The app receives push event notifications from GitHub. Each push is reviewed and the commits within are scanned for possible secrets (such as passwords, AWS secret keys, API tokens).
When the scanning reveals findings, the application posts a message to a defined slack channel with the relevant details and triggers a manual review.
Those findings are also stored in the database for stats and reporting purposes.
The backend is written in Go, and is running on Heroku or any platform that supports 12factor apps. The detailed configuration is documented in the docs/configuration folder.
A Github App is installed in each organisation that is monitored. It provides organisation level webhooks to send all push events to our app.
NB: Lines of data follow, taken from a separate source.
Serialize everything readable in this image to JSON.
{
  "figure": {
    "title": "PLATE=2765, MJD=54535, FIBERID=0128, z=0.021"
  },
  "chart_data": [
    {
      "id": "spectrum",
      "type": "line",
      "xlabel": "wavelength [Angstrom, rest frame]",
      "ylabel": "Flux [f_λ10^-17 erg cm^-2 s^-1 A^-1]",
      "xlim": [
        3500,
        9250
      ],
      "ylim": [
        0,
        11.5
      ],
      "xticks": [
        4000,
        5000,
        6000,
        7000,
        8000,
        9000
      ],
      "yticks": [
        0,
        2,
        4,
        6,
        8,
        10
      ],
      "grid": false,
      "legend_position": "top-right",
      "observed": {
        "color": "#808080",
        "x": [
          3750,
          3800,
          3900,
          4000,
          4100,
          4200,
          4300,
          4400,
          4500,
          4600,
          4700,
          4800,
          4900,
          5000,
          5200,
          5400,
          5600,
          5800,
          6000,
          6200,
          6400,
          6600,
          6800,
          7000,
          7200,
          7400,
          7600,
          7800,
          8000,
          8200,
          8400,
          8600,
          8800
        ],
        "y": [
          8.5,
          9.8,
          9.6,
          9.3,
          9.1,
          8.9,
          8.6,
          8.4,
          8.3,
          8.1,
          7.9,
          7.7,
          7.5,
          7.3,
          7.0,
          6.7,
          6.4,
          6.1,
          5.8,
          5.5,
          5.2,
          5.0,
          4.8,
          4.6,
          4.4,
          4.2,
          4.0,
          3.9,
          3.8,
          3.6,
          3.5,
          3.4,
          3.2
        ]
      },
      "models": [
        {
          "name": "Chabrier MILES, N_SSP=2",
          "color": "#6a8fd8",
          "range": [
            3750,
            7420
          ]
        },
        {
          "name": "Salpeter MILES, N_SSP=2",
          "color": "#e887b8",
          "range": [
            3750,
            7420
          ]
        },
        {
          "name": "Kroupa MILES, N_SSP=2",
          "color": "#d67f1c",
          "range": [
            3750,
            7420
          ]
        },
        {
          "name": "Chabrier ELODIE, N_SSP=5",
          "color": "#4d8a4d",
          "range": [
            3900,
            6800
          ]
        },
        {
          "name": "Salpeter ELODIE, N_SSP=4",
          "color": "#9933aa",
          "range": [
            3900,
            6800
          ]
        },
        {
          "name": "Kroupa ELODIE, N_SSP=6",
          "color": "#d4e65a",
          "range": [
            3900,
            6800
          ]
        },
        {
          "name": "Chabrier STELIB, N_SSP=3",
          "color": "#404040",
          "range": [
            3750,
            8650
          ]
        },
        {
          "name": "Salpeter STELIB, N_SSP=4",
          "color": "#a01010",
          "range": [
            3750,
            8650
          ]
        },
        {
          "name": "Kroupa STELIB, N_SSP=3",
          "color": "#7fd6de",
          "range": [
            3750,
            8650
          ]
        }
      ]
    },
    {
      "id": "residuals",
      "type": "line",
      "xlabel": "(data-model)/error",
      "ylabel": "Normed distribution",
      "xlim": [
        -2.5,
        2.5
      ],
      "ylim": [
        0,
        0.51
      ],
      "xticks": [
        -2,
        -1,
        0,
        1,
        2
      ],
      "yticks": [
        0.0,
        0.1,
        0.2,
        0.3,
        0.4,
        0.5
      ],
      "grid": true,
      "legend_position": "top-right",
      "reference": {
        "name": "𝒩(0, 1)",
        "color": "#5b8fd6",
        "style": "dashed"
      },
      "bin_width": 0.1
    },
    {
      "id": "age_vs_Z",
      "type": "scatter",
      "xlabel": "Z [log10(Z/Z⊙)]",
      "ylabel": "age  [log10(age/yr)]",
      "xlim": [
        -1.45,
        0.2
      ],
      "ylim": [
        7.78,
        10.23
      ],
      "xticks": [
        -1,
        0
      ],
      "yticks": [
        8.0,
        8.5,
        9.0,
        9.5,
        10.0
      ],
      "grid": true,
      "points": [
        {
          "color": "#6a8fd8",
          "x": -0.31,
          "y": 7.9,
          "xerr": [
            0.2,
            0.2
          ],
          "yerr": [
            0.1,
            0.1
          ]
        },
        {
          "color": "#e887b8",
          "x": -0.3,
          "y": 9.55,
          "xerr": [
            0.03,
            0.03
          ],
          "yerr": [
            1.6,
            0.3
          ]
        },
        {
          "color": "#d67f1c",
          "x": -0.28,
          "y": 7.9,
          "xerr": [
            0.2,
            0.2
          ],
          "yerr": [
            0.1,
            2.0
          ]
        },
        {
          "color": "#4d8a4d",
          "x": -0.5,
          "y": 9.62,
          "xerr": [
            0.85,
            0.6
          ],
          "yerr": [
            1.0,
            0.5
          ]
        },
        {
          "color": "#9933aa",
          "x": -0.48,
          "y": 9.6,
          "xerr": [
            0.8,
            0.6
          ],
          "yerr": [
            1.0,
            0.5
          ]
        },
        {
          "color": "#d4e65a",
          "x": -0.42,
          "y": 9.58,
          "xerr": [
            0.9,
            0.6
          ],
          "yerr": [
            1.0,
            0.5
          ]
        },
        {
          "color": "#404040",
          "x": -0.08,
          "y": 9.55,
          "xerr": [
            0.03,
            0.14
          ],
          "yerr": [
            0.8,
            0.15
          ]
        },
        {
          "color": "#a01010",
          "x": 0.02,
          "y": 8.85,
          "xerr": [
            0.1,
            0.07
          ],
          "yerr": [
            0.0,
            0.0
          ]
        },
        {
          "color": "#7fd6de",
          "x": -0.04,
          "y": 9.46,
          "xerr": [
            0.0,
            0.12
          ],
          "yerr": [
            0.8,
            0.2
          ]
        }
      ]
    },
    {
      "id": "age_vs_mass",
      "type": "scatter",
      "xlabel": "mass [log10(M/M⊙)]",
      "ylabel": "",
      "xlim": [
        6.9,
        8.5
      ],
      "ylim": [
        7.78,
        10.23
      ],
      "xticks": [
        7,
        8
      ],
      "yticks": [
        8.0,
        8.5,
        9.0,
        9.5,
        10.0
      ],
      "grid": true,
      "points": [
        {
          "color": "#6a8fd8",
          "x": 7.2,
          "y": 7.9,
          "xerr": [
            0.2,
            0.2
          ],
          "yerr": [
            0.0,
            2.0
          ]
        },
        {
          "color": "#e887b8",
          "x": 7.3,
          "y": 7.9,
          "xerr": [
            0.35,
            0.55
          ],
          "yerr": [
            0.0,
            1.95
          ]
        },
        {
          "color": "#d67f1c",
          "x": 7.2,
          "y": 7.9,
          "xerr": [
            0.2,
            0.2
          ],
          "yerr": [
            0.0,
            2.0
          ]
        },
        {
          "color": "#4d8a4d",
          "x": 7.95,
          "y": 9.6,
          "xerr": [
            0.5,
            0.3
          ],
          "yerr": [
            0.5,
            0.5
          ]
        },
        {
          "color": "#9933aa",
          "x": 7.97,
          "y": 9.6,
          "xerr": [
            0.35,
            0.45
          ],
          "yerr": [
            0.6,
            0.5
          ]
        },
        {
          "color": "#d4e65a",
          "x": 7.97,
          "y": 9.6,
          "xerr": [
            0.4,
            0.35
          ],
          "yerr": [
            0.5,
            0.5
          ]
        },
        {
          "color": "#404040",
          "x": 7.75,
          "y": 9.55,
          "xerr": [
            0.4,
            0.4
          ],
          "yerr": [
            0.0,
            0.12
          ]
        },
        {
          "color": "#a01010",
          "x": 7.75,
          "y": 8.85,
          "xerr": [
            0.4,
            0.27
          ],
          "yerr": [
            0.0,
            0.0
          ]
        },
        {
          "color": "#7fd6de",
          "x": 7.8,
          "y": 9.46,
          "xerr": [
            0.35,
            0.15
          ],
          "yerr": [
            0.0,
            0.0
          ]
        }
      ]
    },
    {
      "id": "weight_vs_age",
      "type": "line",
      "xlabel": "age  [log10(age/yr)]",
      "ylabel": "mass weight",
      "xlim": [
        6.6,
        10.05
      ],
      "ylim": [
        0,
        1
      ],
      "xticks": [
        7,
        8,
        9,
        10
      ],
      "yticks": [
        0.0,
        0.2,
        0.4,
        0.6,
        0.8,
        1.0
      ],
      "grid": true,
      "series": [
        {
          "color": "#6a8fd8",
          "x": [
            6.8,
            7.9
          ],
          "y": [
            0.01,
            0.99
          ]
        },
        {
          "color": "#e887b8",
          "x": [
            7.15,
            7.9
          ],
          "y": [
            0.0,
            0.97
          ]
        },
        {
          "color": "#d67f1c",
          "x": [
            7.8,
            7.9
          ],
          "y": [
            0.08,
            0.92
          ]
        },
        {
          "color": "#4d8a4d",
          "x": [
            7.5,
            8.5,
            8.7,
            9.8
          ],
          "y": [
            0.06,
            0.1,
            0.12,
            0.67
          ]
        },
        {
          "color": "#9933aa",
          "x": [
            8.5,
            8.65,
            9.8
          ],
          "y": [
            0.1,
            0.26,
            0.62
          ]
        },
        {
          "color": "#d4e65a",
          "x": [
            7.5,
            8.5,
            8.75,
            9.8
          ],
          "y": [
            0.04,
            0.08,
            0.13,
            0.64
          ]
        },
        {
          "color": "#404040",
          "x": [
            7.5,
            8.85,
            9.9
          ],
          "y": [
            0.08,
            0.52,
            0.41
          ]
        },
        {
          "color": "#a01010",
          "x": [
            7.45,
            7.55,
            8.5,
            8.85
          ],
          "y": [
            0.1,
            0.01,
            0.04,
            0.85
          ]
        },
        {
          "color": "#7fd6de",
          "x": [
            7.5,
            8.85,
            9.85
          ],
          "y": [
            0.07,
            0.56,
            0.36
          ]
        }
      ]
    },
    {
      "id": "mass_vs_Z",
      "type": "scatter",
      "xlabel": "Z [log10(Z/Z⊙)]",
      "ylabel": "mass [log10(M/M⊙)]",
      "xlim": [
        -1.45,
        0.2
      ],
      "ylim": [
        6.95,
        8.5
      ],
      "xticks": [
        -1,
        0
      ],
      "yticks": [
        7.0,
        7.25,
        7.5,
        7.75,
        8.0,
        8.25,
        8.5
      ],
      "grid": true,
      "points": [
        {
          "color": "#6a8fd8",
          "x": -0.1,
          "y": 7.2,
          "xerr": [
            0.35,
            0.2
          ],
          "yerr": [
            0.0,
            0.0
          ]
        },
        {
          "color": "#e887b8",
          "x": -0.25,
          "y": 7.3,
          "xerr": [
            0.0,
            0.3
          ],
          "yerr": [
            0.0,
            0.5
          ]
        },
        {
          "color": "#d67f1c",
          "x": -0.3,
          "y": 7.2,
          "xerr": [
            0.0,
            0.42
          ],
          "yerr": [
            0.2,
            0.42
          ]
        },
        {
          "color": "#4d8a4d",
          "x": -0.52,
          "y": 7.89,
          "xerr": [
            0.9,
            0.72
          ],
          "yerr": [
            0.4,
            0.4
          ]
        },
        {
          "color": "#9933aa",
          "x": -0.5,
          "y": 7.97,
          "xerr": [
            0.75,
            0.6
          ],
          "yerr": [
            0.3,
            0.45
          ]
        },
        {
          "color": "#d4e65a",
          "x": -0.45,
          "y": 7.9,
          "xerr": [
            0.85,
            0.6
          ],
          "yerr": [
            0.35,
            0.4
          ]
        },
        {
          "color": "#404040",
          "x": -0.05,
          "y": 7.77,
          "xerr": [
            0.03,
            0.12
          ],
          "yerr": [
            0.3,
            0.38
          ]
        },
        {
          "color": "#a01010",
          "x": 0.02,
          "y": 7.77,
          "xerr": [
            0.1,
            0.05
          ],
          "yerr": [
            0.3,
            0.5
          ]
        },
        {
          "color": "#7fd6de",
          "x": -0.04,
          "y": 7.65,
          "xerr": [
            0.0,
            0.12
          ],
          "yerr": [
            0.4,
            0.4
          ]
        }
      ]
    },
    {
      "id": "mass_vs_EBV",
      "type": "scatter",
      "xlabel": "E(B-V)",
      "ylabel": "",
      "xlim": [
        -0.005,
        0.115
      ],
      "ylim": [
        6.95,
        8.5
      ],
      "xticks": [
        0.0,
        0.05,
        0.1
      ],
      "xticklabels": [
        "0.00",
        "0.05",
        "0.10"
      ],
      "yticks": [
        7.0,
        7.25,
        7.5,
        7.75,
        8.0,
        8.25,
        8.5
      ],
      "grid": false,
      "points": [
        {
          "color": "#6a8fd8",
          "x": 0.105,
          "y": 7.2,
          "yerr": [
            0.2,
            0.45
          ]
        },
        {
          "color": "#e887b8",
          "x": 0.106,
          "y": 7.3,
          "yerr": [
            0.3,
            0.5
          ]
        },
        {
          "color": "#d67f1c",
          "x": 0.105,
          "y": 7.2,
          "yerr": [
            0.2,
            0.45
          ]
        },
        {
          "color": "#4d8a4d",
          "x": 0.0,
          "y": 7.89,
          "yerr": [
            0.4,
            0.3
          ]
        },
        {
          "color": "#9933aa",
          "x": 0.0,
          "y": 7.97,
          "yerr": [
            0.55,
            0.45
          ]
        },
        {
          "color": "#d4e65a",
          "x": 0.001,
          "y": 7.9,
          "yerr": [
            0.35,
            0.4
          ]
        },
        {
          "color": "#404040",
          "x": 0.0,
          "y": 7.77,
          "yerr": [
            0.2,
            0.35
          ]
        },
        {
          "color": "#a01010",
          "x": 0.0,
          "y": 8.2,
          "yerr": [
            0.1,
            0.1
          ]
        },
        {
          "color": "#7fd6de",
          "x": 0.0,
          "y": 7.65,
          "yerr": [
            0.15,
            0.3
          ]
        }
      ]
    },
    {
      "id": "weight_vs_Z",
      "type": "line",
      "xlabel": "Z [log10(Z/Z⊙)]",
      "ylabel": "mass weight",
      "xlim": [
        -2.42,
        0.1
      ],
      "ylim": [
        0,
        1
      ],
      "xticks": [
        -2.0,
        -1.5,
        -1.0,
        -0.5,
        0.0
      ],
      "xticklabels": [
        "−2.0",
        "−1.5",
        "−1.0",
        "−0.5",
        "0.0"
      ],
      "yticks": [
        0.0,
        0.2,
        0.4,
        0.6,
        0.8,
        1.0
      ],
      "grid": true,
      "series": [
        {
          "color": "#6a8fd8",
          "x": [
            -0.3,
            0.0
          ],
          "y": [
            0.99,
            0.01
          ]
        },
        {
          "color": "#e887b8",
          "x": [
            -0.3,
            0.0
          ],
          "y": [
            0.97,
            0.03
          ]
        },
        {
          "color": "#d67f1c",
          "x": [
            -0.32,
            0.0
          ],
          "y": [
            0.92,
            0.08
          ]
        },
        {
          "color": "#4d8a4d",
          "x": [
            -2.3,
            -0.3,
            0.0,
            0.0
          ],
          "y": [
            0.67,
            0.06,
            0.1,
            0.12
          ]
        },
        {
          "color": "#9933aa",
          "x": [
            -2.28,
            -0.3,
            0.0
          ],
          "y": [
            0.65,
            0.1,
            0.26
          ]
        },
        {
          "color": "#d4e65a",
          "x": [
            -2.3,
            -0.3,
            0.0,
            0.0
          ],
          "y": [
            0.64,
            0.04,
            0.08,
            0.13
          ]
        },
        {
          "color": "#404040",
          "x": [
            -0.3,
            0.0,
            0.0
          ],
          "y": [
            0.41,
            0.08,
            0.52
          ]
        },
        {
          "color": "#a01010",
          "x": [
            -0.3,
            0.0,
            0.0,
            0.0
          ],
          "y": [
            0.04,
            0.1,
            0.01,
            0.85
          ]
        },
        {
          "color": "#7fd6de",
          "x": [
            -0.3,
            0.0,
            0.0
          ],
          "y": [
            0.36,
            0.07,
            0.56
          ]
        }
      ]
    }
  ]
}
The specific configuration can be found here.
A Slack app is installed in each Slack workspace in order to send notifications to the workspace. The specific configuration can be found here.
See the docs/configuration folder for the specifics.
At least one github organization and one slack app must be configured for the app to start properly.
Naming is hard. We needed to have an image of something that is waiting for secrets to be trapped, and discovered, and as a result, "Lobster Pot" came to mind.